Located in the Midway district, PharmLabs says business is booming with about five times the amount of work and clients. At PharmLabs, the staff doing the testing are all scientists with expertise in chemistry and microbiology. They use the same equipment, including robotics, that’s used in the food industry and to test pharmaceuticals.

 “(The new state regulations) has forced us to grow our teams at least two-fold here, and our clients are coming to us with a lot of business,” said Brodnick of PharmLabs. “We are very, very busy but happy to be busy.”

Brodnick said it’s very important for the consumer’s safety that products, especially edibles, are tested for potency. But, he admits there have been some growing pains with the new regulations.

“Prior to these regulations, you could mix whatever you want in whatever you want, label it and sell it. So, it’s kind of a mixed bag of what you get,” Brodnick said. “Testing is really, really important. It’s one of the most important issues in cannabis, and it’s one we need tight control over to eliminate some of that stigma.”

However, Scherer said even the most potent edibles were not shown to cause long-term negative health impacts for the consumer, and he believes there could be some flexibility from the state on the testing requirements as the new laws are implemented and more labs become licensed.

He said the industry has not developed uniform standards for testing yet, which has caused some labs to get different results on the same products.
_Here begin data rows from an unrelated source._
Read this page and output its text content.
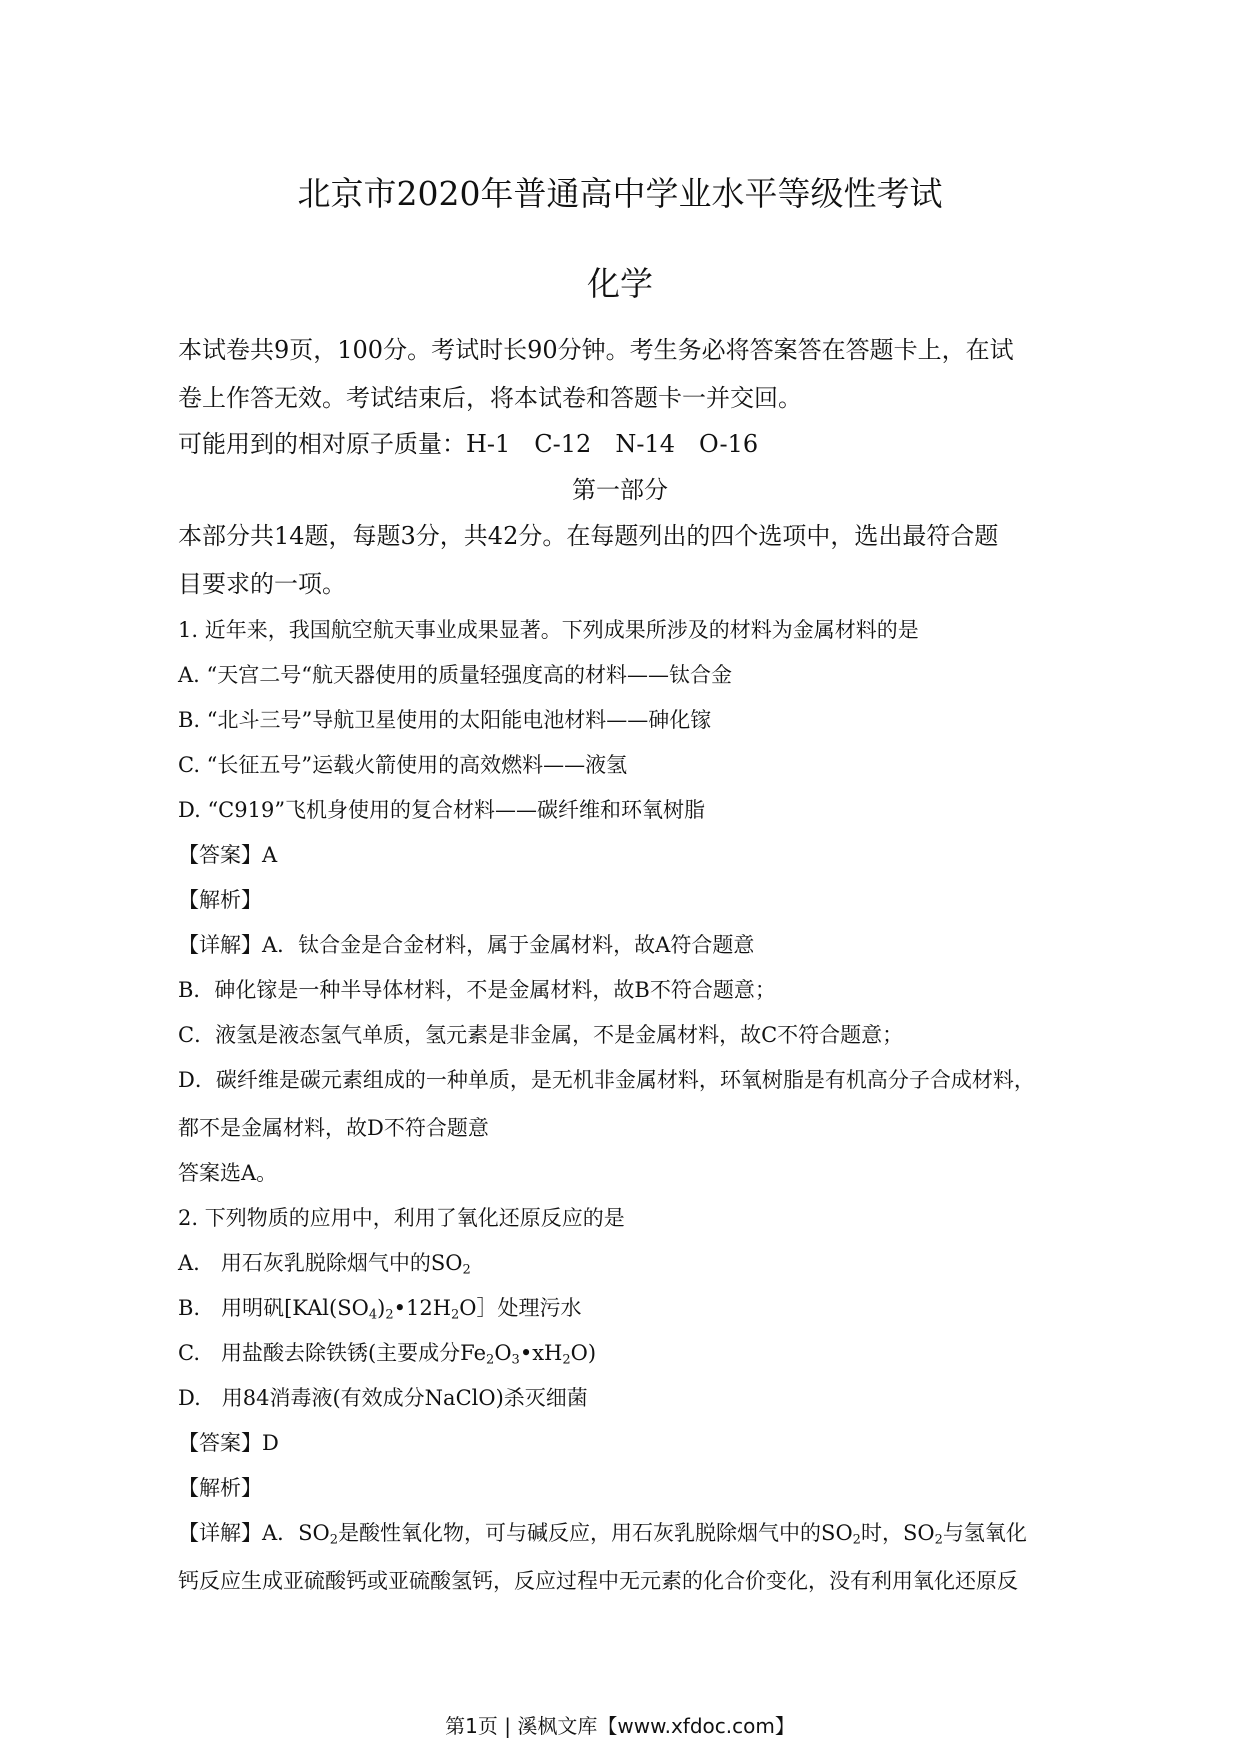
北京市2020年普通高中学业水平等级性考试
化学
本试卷共9页，100分。考试时长90分钟。考生务必将答案答在答题卡上，在试
卷上作答无效。考试结束后，将本试卷和答题卡一并交回。
可能用到的相对原子质量：H-1　C-12　N-14　O-16
第一部分
本部分共14题，每题3分，共42分。在每题列出的四个选项中，选出最符合题
目要求的一项。
1. 近年来，我国航空航天事业成果显著。下列成果所涉及的材料为金属材料的是
A. “天宫二号“航天器使用的质量轻强度高的材料——钛合金
B. “北斗三号”导航卫星使用的太阳能电池材料——砷化镓
C. “长征五号”运载火箭使用的高效燃料——液氢
D. “C919”飞机身使用的复合材料——碳纤维和环氧树脂
【答案】A
【解析】
【详解】A．钛合金是合金材料，属于金属材料，故A符合题意
B．砷化镓是一种半导体材料，不是金属材料，故B不符合题意；
C．液氢是液态氢气单质，氢元素是非金属，不是金属材料，故C不符合题意；
D．碳纤维是碳元素组成的一种单质，是无机非金属材料，环氧树脂是有机高分子合成材料，
都不是金属材料，故D不符合题意
答案选A。
2. 下列物质的应用中，利用了氧化还原反应的是
A.　用石灰乳脱除烟气中的$SO_2$
B.　用明矾[$KAl(SO_4)_2•12H_2O]$处理污水
C.　用盐酸去除铁锈(主要成分$Fe_2O_3•xH_2O$)
D.　用84消毒液(有效成分NaClO)杀灭细菌
【答案】D
【解析】
【详解】A．$SO_2$是酸性氧化物，可与碱反应，用石灰乳脱除烟气中的$SO_2$时，$SO_2$与氢氧化
钙反应生成亚硫酸钙或亚硫酸氢钙，反应过程中无元素的化合价变化，没有利用氧化还原反
第1页 | 溪枫文库【www.xfdoc.com】
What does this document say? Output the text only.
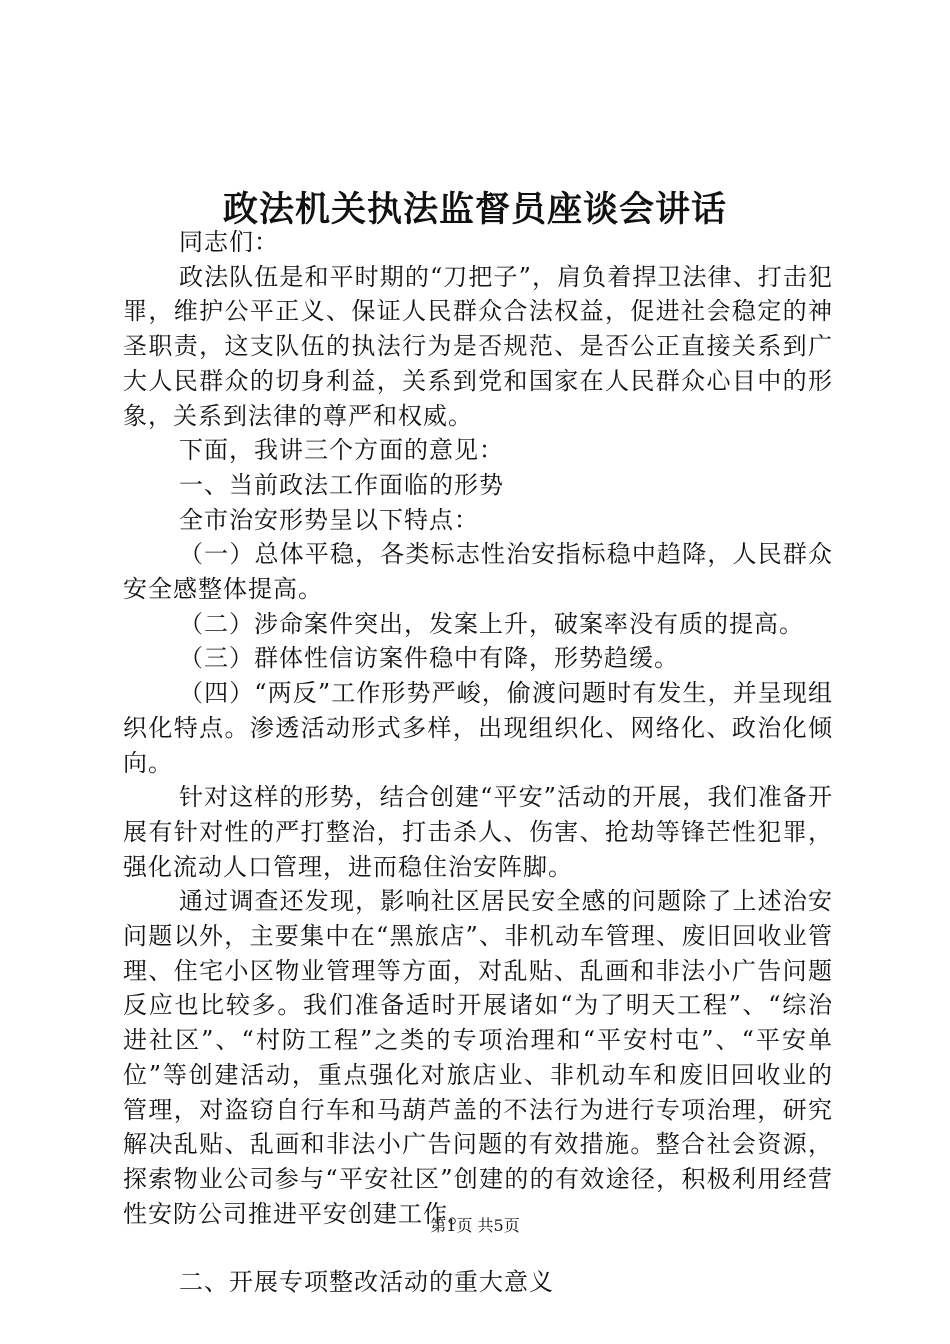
政法机关执法监督员座谈会讲话

同志们：

政法队伍是和平时期的“刀把子”，肩负着捍卫法律、打击犯罪，维护公平正义、保证人民群众合法权益，促进社会稳定的神圣职责，这支队伍的执法行为是否规范、是否公正直接关系到广大人民群众的切身利益，关系到党和国家在人民群众心目中的形象，关系到法律的尊严和权威。

下面，我讲三个方面的意见：

一、当前政法工作面临的形势

全市治安形势呈以下特点：

（一）总体平稳，各类标志性治安指标稳中趋降，人民群众安全感整体提高。

（二）涉命案件突出，发案上升，破案率没有质的提高。

（三）群体性信访案件稳中有降，形势趋缓。

（四）“两反”工作形势严峻，偷渡问题时有发生，并呈现组织化特点。渗透活动形式多样，出现组织化、网络化、政治化倾向。

针对这样的形势，结合创建“平安”活动的开展，我们准备开展有针对性的严打整治，打击杀人、伤害、抢劫等锋芒性犯罪，强化流动人口管理，进而稳住治安阵脚。

通过调查还发现，影响社区居民安全感的问题除了上述治安问题以外，主要集中在“黑旅店”、非机动车管理、废旧回收业管理、住宅小区物业管理等方面，对乱贴、乱画和非法小广告问题反应也比较多。我们准备适时开展诸如“为了明天工程”、“综治进社区”、“村防工程”之类的专项治理和“平安村屯”、“平安单位”等创建活动，重点强化对旅店业、非机动车和废旧回收业的管理，对盗窃自行车和马葫芦盖的不法行为进行专项治理，研究解决乱贴、乱画和非法小广告问题的有效措施。整合社会资源，探索物业公司参与“平安社区”创建的的有效途径，积极利用经营性安防公司推进平安创建工作。

二、开展专项整改活动的重大意义

第1页 共5页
 “Right now, it’s just creating chaos in the supply chain without really providing the reassurances they’re claiming to offer,” Scherer said.

Brodnick said there are international standards for analytical testing in cannabis. A spokeswoman for PharmLabs said the lab is internationally accredited, which is a requirement by the state of California under the new regulations.

“It helps bring more credibility to the industry because the accreditation is difficult to achieve. Laboratories did not previously have the accreditation requirement to operate in the medical cannabis space,” the spokeswoman said.

Brodnick said it's better to be safe and accurate than fast, just to please the retail shops. 

“What we need to see is more very good laboratories,” Brodnick said. “A lot of people got into this business not knowing what they were doing, and there’s been an evolution. The investment does need to be made into good scientists, quality systems and doing business the right way.”

In the meantime, what happens to all those marijuana cookies?

Industry experts say products with more than the legal dosage will have to be destroyed if they cannot be converted or repackaged to a lower dosage product.